Do remember, if you visit during Ramadan, that your dress should be a bit more circumspect than usual. Some women who do not normally cover their heads do so during Ramadan and often feel that make-up, perfume and other “vanities of the flesh” should be given up during this month.
The precise dates of Ramadan vary from year to year. Ramadan lasts for about a month and is dependent on the lunar cycle and the Islamic lunar calendar. Forthcoming Ramadan dates are 23 April – 22 May 2020.
The sleeper train is the highest class of rail travel available in Egypt, though by western standards it would be considered of a moderate standard. Cabins on board the sleeper train are equipped with two bunk beds and fresh linen is supplied. There is also a washbasin and towel and the cabin door can be locked from the inside. Washrooms including western toilets can be found at the end of each carriage. Dinner and breakfast (of a basic standard) are included within the fare. There is a bar carriage located toward the center of the train where hot and cold beverages can be purchased, and sometimes alcohol.
We do always recommend that you seek professional medical advice when considering holiday vaccinations but the ones that are normally recommended for travel to Egypt are listed below:
· Hepatitis A
· Yellow (A Yellow Fever vaccination certificate is required when arriving from an affected area)
The majority of travelers to Egypt can usually obtain their visas on arrival into the country. This includes British, most European, North American and Australasian passport holders. The cost of the visa for UK, USA, CA, EU, and many other nationalities is US$25 per person (around £20) which must be paid in hard currency, ie UK£, US$, Euros. If you are in any doubt as to whether this includes you then either contact your local consulate or simply arrange your visa in advance. All African nationals are required to obtain visas in advance.

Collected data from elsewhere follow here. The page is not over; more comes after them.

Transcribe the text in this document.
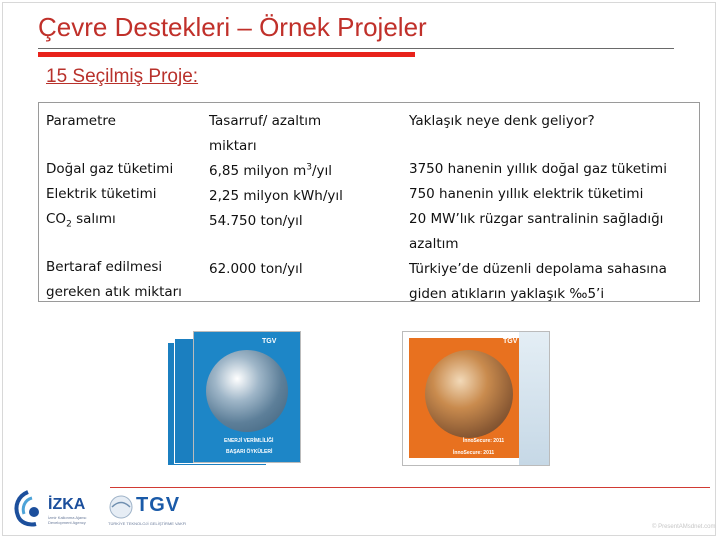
Çevre Destekleri – Örnek Projeler
15 Seçilmiş Proje:
Parametre
Doğal gaz tüketimi
Elektrik tüketimi
$CO_2$ salımı
Bertaraf edilmesi
gereken atık miktarı
Tasarruf/ azaltım
miktarı
6,85 milyon $m^3$/yıl
2,25 milyon kWh/yıl
54.750 ton/yıl
62.000 ton/yıl
Yaklaşık neye denk geliyor?
3750 hanenin yıllık doğal gaz tüketimi
750 hanenin yıllık elektrik tüketimi
20 MW’lık rüzgar santralinin sağladığı
azaltım
Türkiye’de düzenli depolama sahasına
giden atıkların yaklaşık ‰5’i
TGV
ENERJİ VERİMLİLİĞİ
BAŞARI ÖYKÜLERİ
TGV
İnnoSecure: 2011
İnnoSecure: 2011
İZKA
İzmir Kalkınma Ajansı
Development Agency
TGV
TÜRKİYE TEKNOLOJİ GELİŞTİRME VAKFI
© PresentAMsdnet.com
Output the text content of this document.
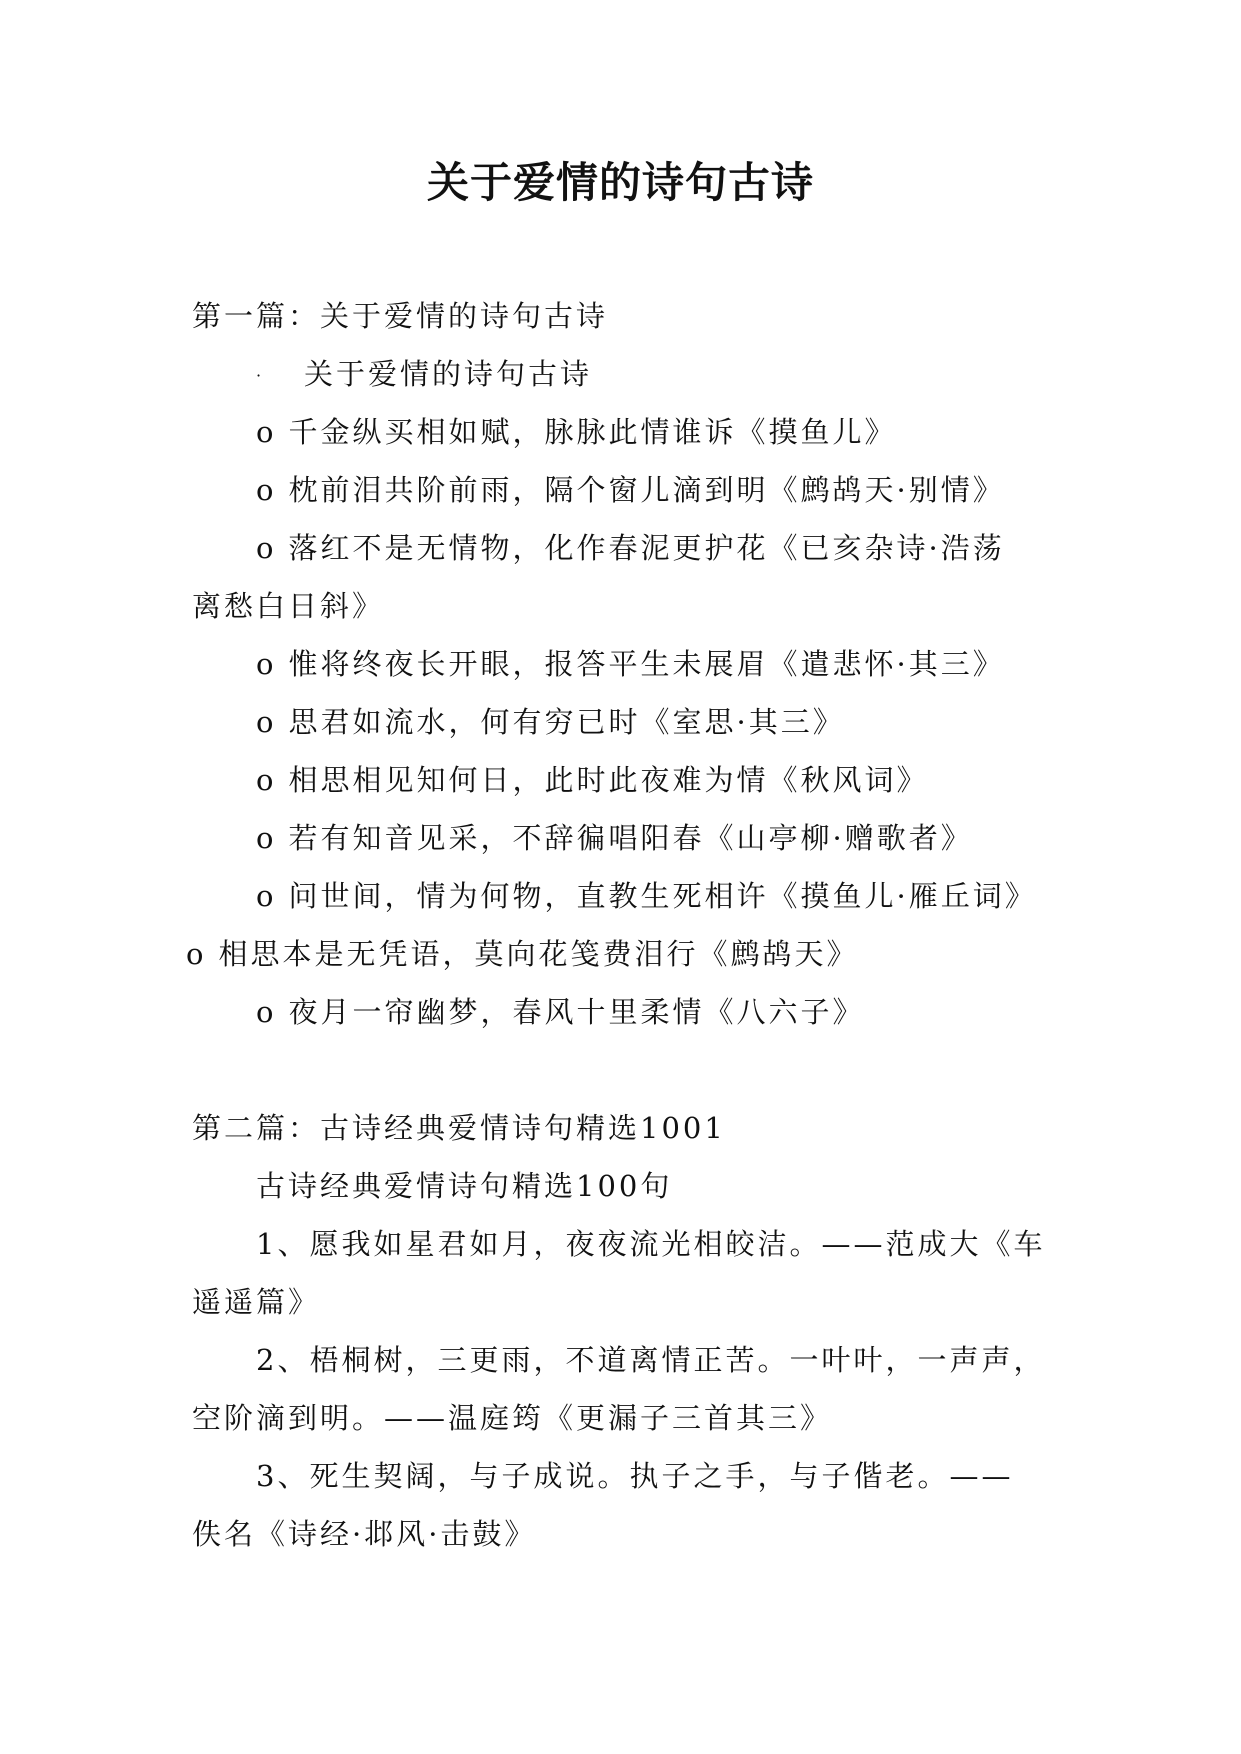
关于爱情的诗句古诗
第一篇：关于爱情的诗句古诗
· 关于爱情的诗句古诗
o 千金纵买相如赋，脉脉此情谁诉《摸鱼儿》
o 枕前泪共阶前雨，隔个窗儿滴到明《鹧鸪天·别情》
o 落红不是无情物，化作春泥更护花《已亥杂诗·浩荡
离愁白日斜》
o 惟将终夜长开眼，报答平生未展眉《遣悲怀·其三》
o 思君如流水，何有穷已时《室思·其三》
o 相思相见知何日，此时此夜难为情《秋风词》
o 若有知音见采，不辞徧唱阳春《山亭柳·赠歌者》
o 问世间，情为何物，直教生死相许《摸鱼儿·雁丘词》
o 相思本是无凭语，莫向花笺费泪行《鹧鸪天》
o 夜月一帘幽梦，春风十里柔情《八六子》
第二篇：古诗经典爱情诗句精选1001
古诗经典爱情诗句精选100句
1、愿我如星君如月，夜夜流光相皎洁。——范成大《车
遥遥篇》
2、梧桐树，三更雨，不道离情正苦。一叶叶，一声声，
空阶滴到明。——温庭筠《更漏子三首其三》
3、死生契阔，与子成说。执子之手，与子偕老。——
佚名《诗经·邶风·击鼓》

Once issued, the visa is valid for a stay up to 3 months and you may request single, or multiple entry visas. It’s not possible to give exact visa costs for all nationalities as this does vary.
There is never a shortage of sunshine in Egypt with the country averaging 11 hours a day during the summer and 8 hours a day in the winter. From April to October, the average temperature ranges from 21-28C (70-83F) while between November and March this drops to 13-20C (55-67F). This does vary more along the Mediterranean coast which while still warm, is more prone to periods of cloud and rain in the wintertime. During the spring months, the coast and the Nile Delta regions brace themselves for the strong Khamsin desert winds. Generally, the winters in Egypt are warm enough to allow pleasant and comfortable traveling all year long.
Egypt is a country that you can visit at any time of the year as it offers plenty of sunshine and minimal rain, however, the ideal months to visit Egypt are from September to November and from March to May as the weather is mild and the temperature is pleasant. The summer months which are from June to August usually mean that the temperature gets very high with the heat being more dry than humid. This is perfect weather for soaking up the sun’s rays and snorkeling however, not so great for busy sites and attractions. From October to February which is Egypt’s winter months, the weather is cooler with the chance of some rain. In comparison to most European countries, the temperature is still warm and activities such as diving can be done year round.